The histology score is an important determinant of organ discard but not the only parameter to be considered for SKT or DKT assignment. Some authors added that, besides the histological score, the machine perfusion parameters are also important determinants in deciding to discard an organ [42]. Kayler et al. [43] found that despite a lack of stabilization of the sCr, kidneys with a urine output ≥30 cc/h, or with favorable machine perfusion characteristics (flows greater than 100 mL/min) and an absence of chronic changes observed through biopsy, performed just as well as kidneys from donors with stabilized creatinine in terms of primary non-function, exhibited delayed graft function and one-year renal allograft survival.

In this case, we used kidneys from a marginal donor with sCr values beyond that reported in the literature [7,8,9,10,11,12,41,43]. HOPE allowed us to use these marginal kidneys that showed good histological findings but were discarded due to the acute renal injury. In the reported case, the information gained during perfusion was useful in the selection process. The choice to use both organs to perform DKT was helpful in improving renal function and avoiding graft dysfunction.

We had a previous experience of normothermic perfusion and ex-vivo HOPE for DCD kidneys with good result [44], but to the best of our knowledge, this is the first case to be reported in Italy of AKI in DCD kidney with prolonged warm ischemic time due to 20 min‘no-touch’ period (as per the Italian law), and with a worse creatinine level during NRP, but which was successfully transplanted with after ex-vivo HOPE.

4. List of Abbreviations

ECD: Extended Criteria Donor;DCD: Donation after Circulatory Death Donor; sCr: Serum Creatinine; DKT: Dual Kidney Transplantation; SKT: Single Kidney Transplantation; ECMO: Extra-Corporeal Membrane Oxygenation; NRP:Normothermic Regional Perfusion; HMP: Hypothermic Machine Perfusion; HOPE: Hypothermic Oxygenated Perfusion; DGF: Delayed Graft Function; DBD: Donation after Brain Death; AKI: Acute Kidney Injury

Consent for Publication

Written informed consent was given by the patient to publish the information in this case report. Written informed consent was given by the next of kin of the deceased person to publish the information in this case report.

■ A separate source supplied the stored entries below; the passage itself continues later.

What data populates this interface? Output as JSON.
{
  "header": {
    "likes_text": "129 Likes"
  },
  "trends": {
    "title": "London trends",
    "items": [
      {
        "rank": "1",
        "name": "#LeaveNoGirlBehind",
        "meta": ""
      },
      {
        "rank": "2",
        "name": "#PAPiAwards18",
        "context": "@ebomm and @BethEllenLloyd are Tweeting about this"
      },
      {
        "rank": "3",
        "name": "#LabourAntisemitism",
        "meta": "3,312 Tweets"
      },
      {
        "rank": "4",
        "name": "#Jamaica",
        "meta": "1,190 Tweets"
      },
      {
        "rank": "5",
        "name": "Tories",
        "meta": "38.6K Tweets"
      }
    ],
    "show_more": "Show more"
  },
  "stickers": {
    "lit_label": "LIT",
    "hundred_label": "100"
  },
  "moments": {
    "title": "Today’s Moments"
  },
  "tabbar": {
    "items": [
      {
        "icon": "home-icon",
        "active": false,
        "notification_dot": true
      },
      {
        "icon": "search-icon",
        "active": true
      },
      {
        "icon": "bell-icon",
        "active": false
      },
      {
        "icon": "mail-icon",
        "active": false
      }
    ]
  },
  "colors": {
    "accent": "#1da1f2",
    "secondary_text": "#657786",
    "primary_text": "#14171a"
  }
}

Availability of Data and Materials

Data sharing is not applicable to this article as no datasets were generated or analyzed during the current study.

Author Contributions

FO: study design, article drafting, VDP and GG: clinical activity and revision of the article, GF: surgical activity and revision of the article, GC: clinical activity and revision of the article, FV: histopathological diagnosis and revision of the article, GLM: clinical activity and revision of the article, MR: surgical activity and revision of the article. All authors reviewed and approved the final version of the manuscript.

Competing Interests

The authors have declared that no competing interests exist.